Nous.Plugins.InputGuard (nous v0.13.3)

Modular malicious input classifier plugin.

InputGuard detects prompt injection, jailbreak attempts, and other malicious inputs using a composable strategy pattern. Detection backends, aggregation modes, and policy actions are all configurable.

Architecture

User Input → InputGuard (before_request hook)
               ├─ Strategy 1: Pattern matching
               ├─ Strategy 2: LLM Judge
               ├─ Strategy N: Custom function
               ↓
             Aggregator (any / majority / all)
               ↓
             Policy (block / warn / log / callback)
               ↓
             Modified Context (or halted execution)

Configuration

Store configuration in deps under the :input_guard_config key:

agent = Nous.new("openai:gpt-4",
  plugins: [Nous.Plugins.InputGuard]
)

{:ok, result} = Nous.run(agent, "Hello",
  deps: %{
    input_guard_config: %{
      strategies: [
        {Nous.Plugins.InputGuard.Strategies.Pattern, []},
        {Nous.Plugins.InputGuard.Strategies.LLMJudge, model: "openai:gpt-4o-mini"},
        {MyApp.InputGuard.Blocklist, words: ["hack", "exploit"]}
      ],
      policy: %{suspicious: :warn, blocked: :block},
      aggregation: :any,
      short_circuit: false,
      on_violation: &MyApp.log_violation/1,
      skip_empty: true
    }
  }
)

Configuration Options

:strategies — List of {module, keyword_opts} tuples.
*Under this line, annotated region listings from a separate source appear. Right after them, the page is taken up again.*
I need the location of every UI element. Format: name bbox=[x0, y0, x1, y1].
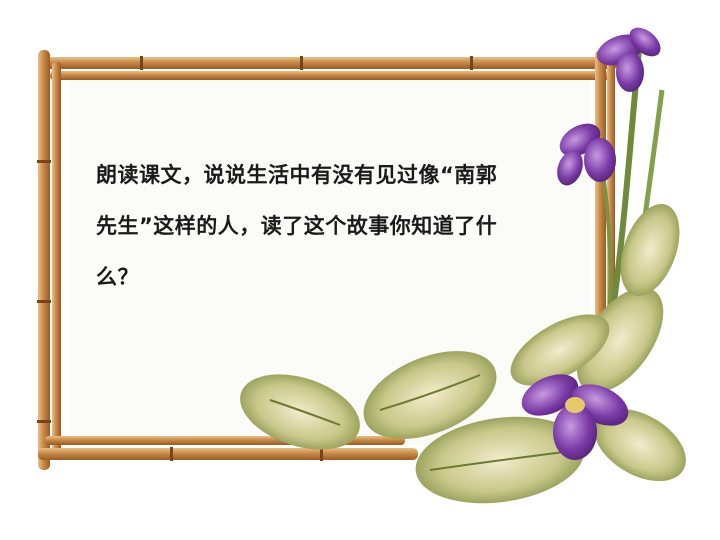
iris-flower-top bbox=[596, 27, 661, 92]
bamboo-top bbox=[38, 56, 618, 80]
question-text: 朗读课文，说说生活中有没有见过像“南郭 先生”这样的人，读了这个故事你知道了什 … bbox=[96, 150, 556, 303]
iris-flower-bottom bbox=[521, 374, 629, 460]
frame-panel bbox=[70, 75, 590, 445]
question-line-2: 先生”这样的人，读了这个故事你知道了什 bbox=[96, 214, 498, 238]
question-line-1: 朗读课文，说说生活中有没有见过像“南郭 bbox=[96, 163, 498, 187]
question-line-3: 么？ bbox=[96, 265, 139, 289]
leaf-cluster bbox=[240, 204, 686, 504]
bamboo-bottom bbox=[38, 436, 418, 461]
iris-flower-middle bbox=[557, 123, 616, 186]
bamboo-left bbox=[37, 50, 61, 470]
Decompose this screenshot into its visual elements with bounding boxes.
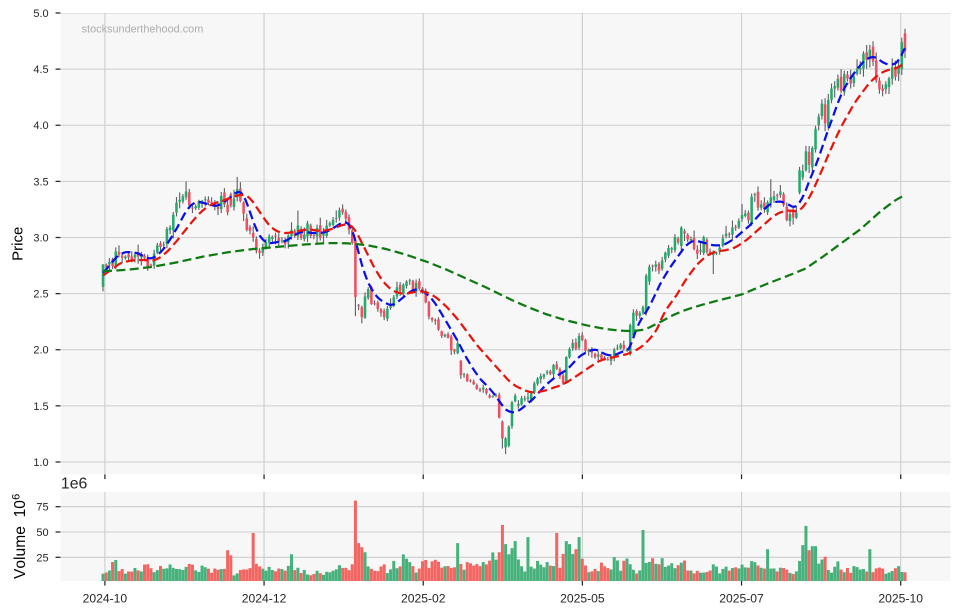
svg-text:4.5: 4.5: [33, 64, 48, 76]
svg-text:50: 50: [36, 527, 48, 539]
svg-text:2025-10: 2025-10: [878, 592, 923, 606]
svg-text:3.0: 3.0: [33, 232, 48, 244]
svg-text:4.0: 4.0: [33, 120, 48, 132]
svg-text:Price: Price: [10, 227, 27, 261]
svg-text:1e6: 1e6: [61, 475, 88, 492]
svg-text:1.0: 1.0: [33, 457, 48, 469]
svg-text:stocksunderthehood.com: stocksunderthehood.com: [82, 23, 204, 35]
svg-text:2024-12: 2024-12: [242, 592, 287, 606]
svg-text:1.5: 1.5: [33, 401, 48, 413]
svg-text:2.0: 2.0: [33, 345, 48, 357]
svg-text:2024-10: 2024-10: [83, 592, 128, 606]
svg-text:2025-07: 2025-07: [719, 592, 764, 606]
svg-text:75: 75: [36, 502, 48, 514]
svg-text:25: 25: [36, 552, 48, 564]
svg-text:2.5: 2.5: [33, 289, 48, 301]
svg-text:3.5: 3.5: [33, 176, 48, 188]
svg-text:2025-05: 2025-05: [560, 592, 605, 606]
svg-text:V o l u: V o l u m e 1 0 6: [5, 494, 30, 579]
svg-text:5.0: 5.0: [33, 8, 48, 20]
svg-text:2025-02: 2025-02: [401, 592, 446, 606]
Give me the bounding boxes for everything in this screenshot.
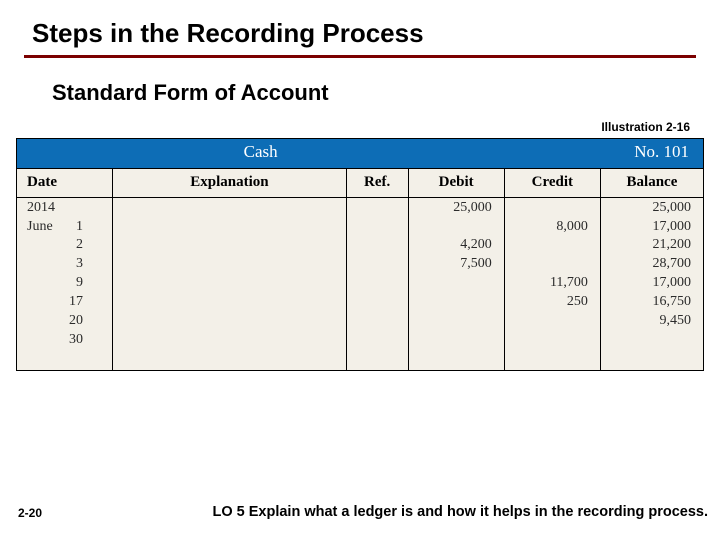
- page-title: Steps in the Recording Process: [32, 18, 692, 49]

Each module must implement Nous.Plugins.InputGuard.Strategy. Default: [{Strategies.Pattern, []}]
:policy — Map of severity to action. Default: %{suspicious: :warn, blocked: :block}
:aggregation — How to combine results from multiple strategies. :any (default) flags if any strategy flags, :majority if more than half flag, :all only if every strategy flags.
:short_circuit — When true, stops running strategies on first :blocked result. Default: false
:on_violation — Optional callback function fn result -> ... end called when input is flagged.
:skip_empty — Skip checking empty or whitespace-only messages. Default: true

Streaming Limitation

InputGuard operates via the before_request plugin hook, which is not invoked during run_stream in AgentRunner. When using streaming, InputGuard will not apply — validate input before calling run_stream if needed.